Fleurs 3, graphically rendered as Flεurs³, is a studio album by Italian singer-songwriter Franco Battiato, released by Sony Music in 2002. It is the second chapter in the Fleurs trilogy of cover albums, between Fleurs and Fleurs 2.

==Production==
As with the previous chapters, the album consists of cover versions of songs, mostly from the 1960s and early 1970s. It also include a new song, "Come un sigillo", a duet with Alice. Starting from January 2002, Battiato anticipated in his concerts several songs of the album.

The album was recorded at Industria Musica studios in Milan.
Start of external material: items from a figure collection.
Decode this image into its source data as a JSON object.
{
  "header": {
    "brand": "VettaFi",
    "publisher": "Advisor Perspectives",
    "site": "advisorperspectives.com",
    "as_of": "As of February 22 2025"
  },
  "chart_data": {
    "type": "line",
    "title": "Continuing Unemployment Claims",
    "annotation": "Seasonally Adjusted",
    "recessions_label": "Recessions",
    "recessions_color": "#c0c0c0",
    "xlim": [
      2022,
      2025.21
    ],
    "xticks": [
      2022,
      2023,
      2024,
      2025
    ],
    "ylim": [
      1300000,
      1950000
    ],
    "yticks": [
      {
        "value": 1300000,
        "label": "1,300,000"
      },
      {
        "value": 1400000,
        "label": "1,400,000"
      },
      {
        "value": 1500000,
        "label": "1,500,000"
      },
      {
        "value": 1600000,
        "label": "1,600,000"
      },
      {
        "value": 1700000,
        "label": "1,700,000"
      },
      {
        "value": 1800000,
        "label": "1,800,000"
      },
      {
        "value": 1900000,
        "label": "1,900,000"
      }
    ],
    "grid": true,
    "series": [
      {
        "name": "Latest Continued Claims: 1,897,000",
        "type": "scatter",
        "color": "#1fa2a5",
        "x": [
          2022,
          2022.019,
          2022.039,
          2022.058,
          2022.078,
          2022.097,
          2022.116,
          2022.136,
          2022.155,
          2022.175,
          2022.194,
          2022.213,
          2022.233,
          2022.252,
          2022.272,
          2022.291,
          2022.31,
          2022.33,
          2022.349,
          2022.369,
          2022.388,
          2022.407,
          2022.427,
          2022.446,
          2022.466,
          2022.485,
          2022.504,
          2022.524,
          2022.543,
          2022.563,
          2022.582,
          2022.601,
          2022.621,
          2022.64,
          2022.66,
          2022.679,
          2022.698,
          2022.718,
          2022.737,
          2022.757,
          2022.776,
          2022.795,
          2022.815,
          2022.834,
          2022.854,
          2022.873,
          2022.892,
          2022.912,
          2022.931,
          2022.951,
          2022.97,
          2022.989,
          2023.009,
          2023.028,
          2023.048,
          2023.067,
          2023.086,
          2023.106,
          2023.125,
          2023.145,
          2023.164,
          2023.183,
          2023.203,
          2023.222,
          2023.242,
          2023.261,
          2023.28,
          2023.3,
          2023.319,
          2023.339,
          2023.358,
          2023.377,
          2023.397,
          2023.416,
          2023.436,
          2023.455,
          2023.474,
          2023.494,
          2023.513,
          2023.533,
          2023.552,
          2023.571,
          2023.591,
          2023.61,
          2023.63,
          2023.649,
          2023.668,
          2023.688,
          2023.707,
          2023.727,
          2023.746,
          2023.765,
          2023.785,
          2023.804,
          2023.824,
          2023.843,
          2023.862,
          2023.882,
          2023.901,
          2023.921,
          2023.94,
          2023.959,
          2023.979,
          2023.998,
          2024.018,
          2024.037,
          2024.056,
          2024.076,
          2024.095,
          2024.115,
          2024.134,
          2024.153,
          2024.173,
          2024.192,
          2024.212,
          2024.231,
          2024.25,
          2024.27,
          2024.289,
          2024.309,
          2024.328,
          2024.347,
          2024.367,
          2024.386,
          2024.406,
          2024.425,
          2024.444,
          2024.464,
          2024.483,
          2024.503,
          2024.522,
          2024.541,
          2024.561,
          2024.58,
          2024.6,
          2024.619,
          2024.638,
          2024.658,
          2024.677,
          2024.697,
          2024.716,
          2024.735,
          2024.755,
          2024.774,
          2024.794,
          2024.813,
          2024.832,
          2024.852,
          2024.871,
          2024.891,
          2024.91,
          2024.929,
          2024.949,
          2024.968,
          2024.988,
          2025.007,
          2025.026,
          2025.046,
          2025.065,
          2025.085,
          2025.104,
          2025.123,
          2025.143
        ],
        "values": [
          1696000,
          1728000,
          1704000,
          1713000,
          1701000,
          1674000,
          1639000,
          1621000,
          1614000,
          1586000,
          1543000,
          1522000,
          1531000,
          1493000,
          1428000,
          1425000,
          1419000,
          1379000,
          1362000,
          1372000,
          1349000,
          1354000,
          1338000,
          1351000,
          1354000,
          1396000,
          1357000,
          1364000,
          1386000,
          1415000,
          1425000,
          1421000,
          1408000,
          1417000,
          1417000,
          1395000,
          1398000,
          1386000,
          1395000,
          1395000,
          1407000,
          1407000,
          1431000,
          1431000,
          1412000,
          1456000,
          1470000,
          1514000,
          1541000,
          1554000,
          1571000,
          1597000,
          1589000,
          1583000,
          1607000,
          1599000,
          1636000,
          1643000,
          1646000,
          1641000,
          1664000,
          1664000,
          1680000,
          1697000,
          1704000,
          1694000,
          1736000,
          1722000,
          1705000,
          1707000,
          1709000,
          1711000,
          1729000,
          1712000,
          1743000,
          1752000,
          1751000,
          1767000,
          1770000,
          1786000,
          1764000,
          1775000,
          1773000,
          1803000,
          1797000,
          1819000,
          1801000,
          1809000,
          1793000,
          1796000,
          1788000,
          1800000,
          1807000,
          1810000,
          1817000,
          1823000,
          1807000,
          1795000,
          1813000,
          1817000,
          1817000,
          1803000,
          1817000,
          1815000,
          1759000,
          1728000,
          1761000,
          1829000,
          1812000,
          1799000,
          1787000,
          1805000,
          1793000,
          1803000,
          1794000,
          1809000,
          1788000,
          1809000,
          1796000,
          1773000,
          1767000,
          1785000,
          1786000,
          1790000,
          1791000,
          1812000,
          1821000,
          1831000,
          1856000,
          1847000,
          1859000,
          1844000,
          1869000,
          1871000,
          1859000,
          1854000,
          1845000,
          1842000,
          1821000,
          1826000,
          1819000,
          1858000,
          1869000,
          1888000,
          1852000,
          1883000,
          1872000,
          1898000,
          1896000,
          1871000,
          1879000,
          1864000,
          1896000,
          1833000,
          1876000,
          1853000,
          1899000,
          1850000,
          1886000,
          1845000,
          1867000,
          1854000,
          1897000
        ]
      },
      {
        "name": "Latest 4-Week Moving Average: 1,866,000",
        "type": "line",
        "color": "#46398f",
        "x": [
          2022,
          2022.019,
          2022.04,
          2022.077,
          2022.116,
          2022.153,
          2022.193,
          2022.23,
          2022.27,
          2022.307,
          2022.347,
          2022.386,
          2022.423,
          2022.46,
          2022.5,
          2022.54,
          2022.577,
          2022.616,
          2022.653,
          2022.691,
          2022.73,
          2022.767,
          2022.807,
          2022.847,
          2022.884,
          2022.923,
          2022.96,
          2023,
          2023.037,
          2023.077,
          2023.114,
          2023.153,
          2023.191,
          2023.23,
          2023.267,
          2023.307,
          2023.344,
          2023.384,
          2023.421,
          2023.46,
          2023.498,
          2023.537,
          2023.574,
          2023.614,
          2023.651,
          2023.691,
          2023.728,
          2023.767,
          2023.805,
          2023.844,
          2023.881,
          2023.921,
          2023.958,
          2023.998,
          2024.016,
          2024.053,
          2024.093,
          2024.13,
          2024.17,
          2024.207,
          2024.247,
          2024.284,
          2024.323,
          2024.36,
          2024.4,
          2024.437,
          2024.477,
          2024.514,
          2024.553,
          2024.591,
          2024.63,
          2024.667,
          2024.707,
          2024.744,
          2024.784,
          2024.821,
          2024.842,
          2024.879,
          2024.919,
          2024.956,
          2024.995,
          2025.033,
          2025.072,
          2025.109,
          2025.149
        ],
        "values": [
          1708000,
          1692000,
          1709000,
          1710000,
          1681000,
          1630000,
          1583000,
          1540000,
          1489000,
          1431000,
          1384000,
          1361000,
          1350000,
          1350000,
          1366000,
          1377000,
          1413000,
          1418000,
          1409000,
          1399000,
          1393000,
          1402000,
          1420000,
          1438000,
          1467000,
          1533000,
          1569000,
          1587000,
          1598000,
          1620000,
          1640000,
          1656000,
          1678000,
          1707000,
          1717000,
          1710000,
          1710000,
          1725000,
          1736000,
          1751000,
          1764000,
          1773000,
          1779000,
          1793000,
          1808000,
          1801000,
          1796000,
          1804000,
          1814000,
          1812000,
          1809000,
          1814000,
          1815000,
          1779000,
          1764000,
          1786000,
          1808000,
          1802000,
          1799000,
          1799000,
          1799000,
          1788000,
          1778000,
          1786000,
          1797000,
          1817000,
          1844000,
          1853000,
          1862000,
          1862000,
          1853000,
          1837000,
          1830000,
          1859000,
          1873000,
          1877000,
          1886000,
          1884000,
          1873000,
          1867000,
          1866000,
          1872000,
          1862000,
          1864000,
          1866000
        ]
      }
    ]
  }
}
All the tracks were arranged by Battiato. Cover art was cured by Francesco Messina. The album was dedicated to the Sony Music general manager Fabrizio Intra, who had died a few months before at 49 years old. Several songs were used by Battiato for the soundtrack of his 2003 directorial debut film, Lost Love.

Battiato explained his choice of naming his second album in the Fleurs series as Fleurs 3 and not Fleurs 2 as "If you go from one to three the trilogy is closed; if you go along with the consequentiality of numbers, on the other hand, you open an infinite series."

== Release and reception ==
The album was released on 20 August 2002. It was officially presented on 5 September 2002 with a concert held at Rai Rome studios that was broadcast live on Rai Radio 1.

The album was a commercial success, topping the Italian album hit parade.

==Track listing==

| No. | Title | Writer(s) | Length |
|---|---|---|---|
| 1. | "Perduto amor" | Salvatore Adamo, Angelo De Lorenzo | 3:17 |
| 2. | "Impressioni di settembre" | Mauro Pagani, Franco Mussida, Mogol | 3:40 |
| 3. | "Se mai" | Charlie Chaplin, Geoffrey Parsons, John Turner, Giorgio Calabrese, Giuseppe Gramitto Ricci | 3:06 |
| 4. | "Ritornerai" | Bruno Lauzi | 3:25 |
| 5. | "Col tempo sai" | Léo Ferré, Enrico Medail, Gian Piero Simontacchi | 3:34 |
| 6. | "Insieme a te non ci sto più" | Paolo Conte, Vito Pallavicini | 3:12 |
| 7. | "Il cielo in una stanza" | Gino Paoli | 3:11 |
| 8. | "Le tue radici" | Alan Sorrenti | 3:20 |
| 9. | "Se tu sapessi" | Bruno Lauzi | 3:17 |
| 10. | "Sigillata con un bacio" | Gary Geld, Peter Udell, Ettore Carrera, Saro Leva | 11:17 |
| 11. | "Come un sigillo" (with Alice) | Franco Battiato, Manlio Sgalambro | 3:03 |
| 12. | "Beim Schlafengehen" | Richard Strauss, Hermann Hesse | 2:56 |

== Charts ==

Chart performance for Fleurs 3
| Chart (2002) | Position |
|---|---|
| Italy (FIMI) | 1 |

===Year-end charts===

Year-end chart performance for Fleurs 3
| Chart (2002) | Position |
|---|---|
| Italian Albums (FIMI) | 18 |

==Certifications==

| Region | Certification | Certified units/sales |
| Italy (FIMI) Sales since 2009 | Gold | 25,000^{‡} |
^{‡} Sales+streaming figures based on certification alone.